Se espera mucho de nosotros. Yo creo que demasiado. Las brujas fatídicas profetizan a Macbeth: Be lion-mettled, proud, and take no care who chafes, who frets, or where conspirers are: Macbeth shall never vanquish’d be until great Birnam wood to high Dunsinane hill shall comer against him (“Ten el brío de un león, sé altivo y no atiendas a quien se incomoda, conspira o se inquieta: Macbeth no caerá vencido hasta el día en que, contra él, el bosque de Birnam suba a la colina de Dunsinane”). 

Estamos en el futuro. De cierta manera, el fin se parece al futuro, o al revés. El único consuelo será que no habrá más de lo mismo.

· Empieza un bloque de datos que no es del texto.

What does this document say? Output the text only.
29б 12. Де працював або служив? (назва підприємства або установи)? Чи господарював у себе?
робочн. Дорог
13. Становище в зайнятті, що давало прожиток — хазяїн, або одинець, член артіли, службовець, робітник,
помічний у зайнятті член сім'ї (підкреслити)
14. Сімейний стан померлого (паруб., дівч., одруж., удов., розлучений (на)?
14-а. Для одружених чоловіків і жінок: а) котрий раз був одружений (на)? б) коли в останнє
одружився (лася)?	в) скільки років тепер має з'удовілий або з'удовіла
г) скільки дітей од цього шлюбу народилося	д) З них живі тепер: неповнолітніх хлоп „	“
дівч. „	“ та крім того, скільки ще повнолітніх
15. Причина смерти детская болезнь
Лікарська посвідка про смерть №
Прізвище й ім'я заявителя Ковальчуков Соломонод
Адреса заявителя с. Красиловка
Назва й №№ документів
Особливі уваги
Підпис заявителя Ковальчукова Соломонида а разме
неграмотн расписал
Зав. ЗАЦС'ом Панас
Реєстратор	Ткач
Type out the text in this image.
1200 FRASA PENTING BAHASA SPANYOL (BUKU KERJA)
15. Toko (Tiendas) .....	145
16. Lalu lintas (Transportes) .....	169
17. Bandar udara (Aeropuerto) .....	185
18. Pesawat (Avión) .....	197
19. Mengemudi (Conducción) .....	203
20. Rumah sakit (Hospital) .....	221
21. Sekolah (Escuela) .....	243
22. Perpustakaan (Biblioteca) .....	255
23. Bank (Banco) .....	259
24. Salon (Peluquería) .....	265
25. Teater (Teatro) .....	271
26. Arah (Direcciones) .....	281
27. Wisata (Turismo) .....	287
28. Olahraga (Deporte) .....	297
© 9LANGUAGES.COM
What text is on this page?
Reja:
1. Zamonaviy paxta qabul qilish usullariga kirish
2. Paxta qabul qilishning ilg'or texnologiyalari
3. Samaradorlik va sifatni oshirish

Estamos en el futuro. De cierta manera, el fin se parece al futuro, o al revés. El futuro espejado en el fin. Shakespeare lo sabía. El único consuelo será que no habrá más de lo mismo. O eso creemos, llenos de esperanza. 

El Gótico es un universo lleno de personajes generalmente introspectivos y de espacios contaminados por la maldad —en sus formas más usuales, regulares o canónicas— y de monstruos e historias atroces. Es un orbe-mecanismo revelador de verdades horribles que esos personajes quieren ocultar, proteger u olvidar. Un sistema —no estaría mal llamarlo así— al que no le queda más remedio que reconstituirse, una y otra vez, dentro del relato, y por eso su carácter es, en lo esencial, novelesco.

Supongamos que algo se tuerce otra vez. El exterminio actual de los judíos —imaginemos ese absurdo lógico en una distopía— sería no en las cámaras de gas, sino en la sistematicidad rítmica de la expulsión, el descrédito, el asesinato de la reputación, la vigilancia en busca de pruebas, la condena, la cárcel, el gueto. Vigilar y castigar (Michel Foucault). ¿Carceri d’invenzione, eh? Quizás.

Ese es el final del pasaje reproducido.